Right, so we're working on a Web-based application that's very heavy on JS, jQuery, all sorts of client-side tech. Nothing is installed on the user's machine, aside from Chrome. (Yes, we support only Chrome at this time, but it's a commercial application for a specific market.)

By far, the primary facility in the application involves loading and rendering HTML documents, as well as doing lots of client-side DOM manipulation. However, at least in the past, Chrome would totally lock up on a large document until it could load and render the entire thing. We're still assuming that that can happen, but we'd be ecstatic if this were no longer the case.

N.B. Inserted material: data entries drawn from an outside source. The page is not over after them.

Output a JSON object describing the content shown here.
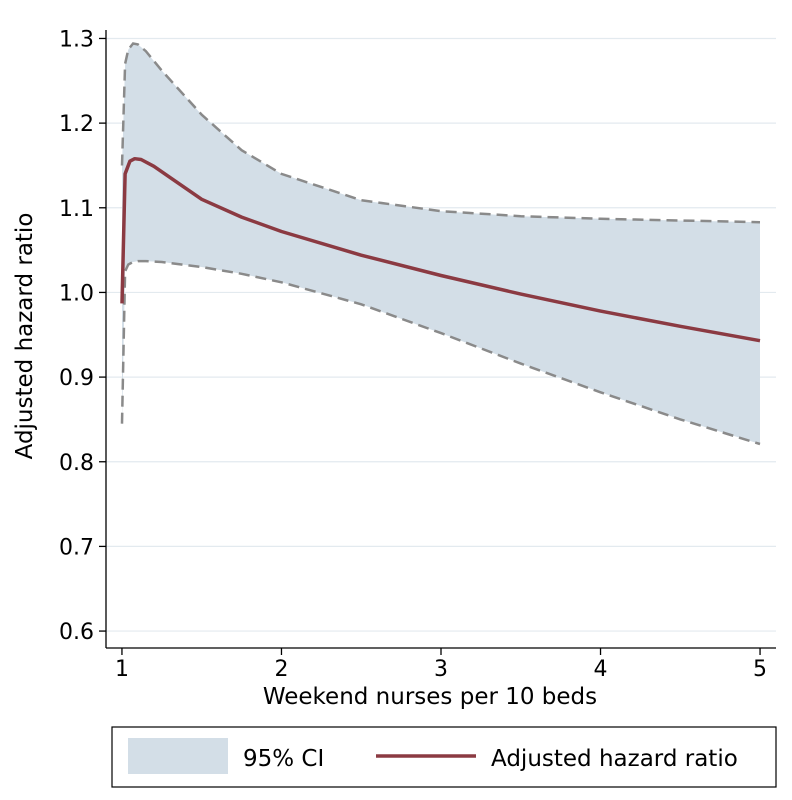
{
  "chart_data": {
    "type": "line",
    "xlabel": "Weekend nurses per 10 beds",
    "ylabel": "Adjusted hazard ratio",
    "xlim": [
      0.9,
      5.1
    ],
    "ylim": [
      0.58,
      1.31
    ],
    "xticks": [
      1,
      2,
      3,
      4,
      5
    ],
    "yticks": [
      0.6,
      0.7,
      0.8,
      0.9,
      1.0,
      1.1,
      1.2,
      1.3
    ],
    "ytick_labels": [
      "0.6",
      "0.7",
      "0.8",
      "0.9",
      "1.0",
      "1.1",
      "1.2",
      "1.3"
    ],
    "grid": "horizontal",
    "legend_position": "bottom",
    "series": [
      {
        "name": "Adjusted hazard ratio",
        "color": "#8b3a42",
        "x": [
          1.0,
          1.02,
          1.05,
          1.08,
          1.12,
          1.2,
          1.3,
          1.5,
          1.75,
          2.0,
          2.5,
          3.0,
          3.5,
          4.0,
          4.5,
          5.0
        ],
        "y": [
          0.987,
          1.14,
          1.155,
          1.158,
          1.157,
          1.149,
          1.136,
          1.11,
          1.089,
          1.072,
          1.044,
          1.02,
          0.998,
          0.978,
          0.96,
          0.943
        ]
      }
    ],
    "ci": {
      "name": "95% CI",
      "fill": "#d3dee7",
      "line_color": "#8a8a8a",
      "x": [
        1.0,
        1.02,
        1.04,
        1.07,
        1.1,
        1.15,
        1.25,
        1.5,
        1.75,
        2.0,
        2.5,
        3.0,
        3.5,
        4.0,
        4.5,
        5.0
      ],
      "upper": [
        1.15,
        1.27,
        1.287,
        1.294,
        1.293,
        1.285,
        1.262,
        1.21,
        1.168,
        1.14,
        1.109,
        1.096,
        1.09,
        1.087,
        1.085,
        1.083
      ],
      "lower": [
        0.845,
        1.025,
        1.033,
        1.036,
        1.037,
        1.037,
        1.036,
        1.03,
        1.022,
        1.012,
        0.986,
        0.952,
        0.916,
        0.882,
        0.85,
        0.821
      ]
    }
  }
}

To work around this problem, we implemented caching of individual pages using HTML 5 session storage. That is, whenever the user opened a document in our application, the first x number of pages (separate HTML documents, really) would be fetched, rendered and session-stored. While the user was looking at that first set of pages, all subsequent pages would be fetched and session-stored within a background task of sorts, so that whenever the user went to a given page, the browser displayed it far more quickly than if we fetched it on demand from the server.

It used to be that Chrome allowed unlimited session storage. Very recently, however, Chrome implemented a session storage limit of 10MB per domain, which really only allows us to cache about 17 pages of one file, total.

Would anyone have thoughts on how to get around this jam? Does anyone have experience with IndexedDB or any other related things?

cdru
Go Colts
MVM
join:2003-05-14
Fort Wayne, IN

cdru

MVM

said by fukitol:

It used to be that Chrome allowed unlimited session storage. Very recently, however, Chrome implemented a session storage limit of 10MB per domain, which really only allows us to cache about 17 pages of one file, total.

Are you sure about that limit? According to Google's developer's guide it's unlimited up to available system resources. Perhaps your particular test bed doesn't have appropriate storage?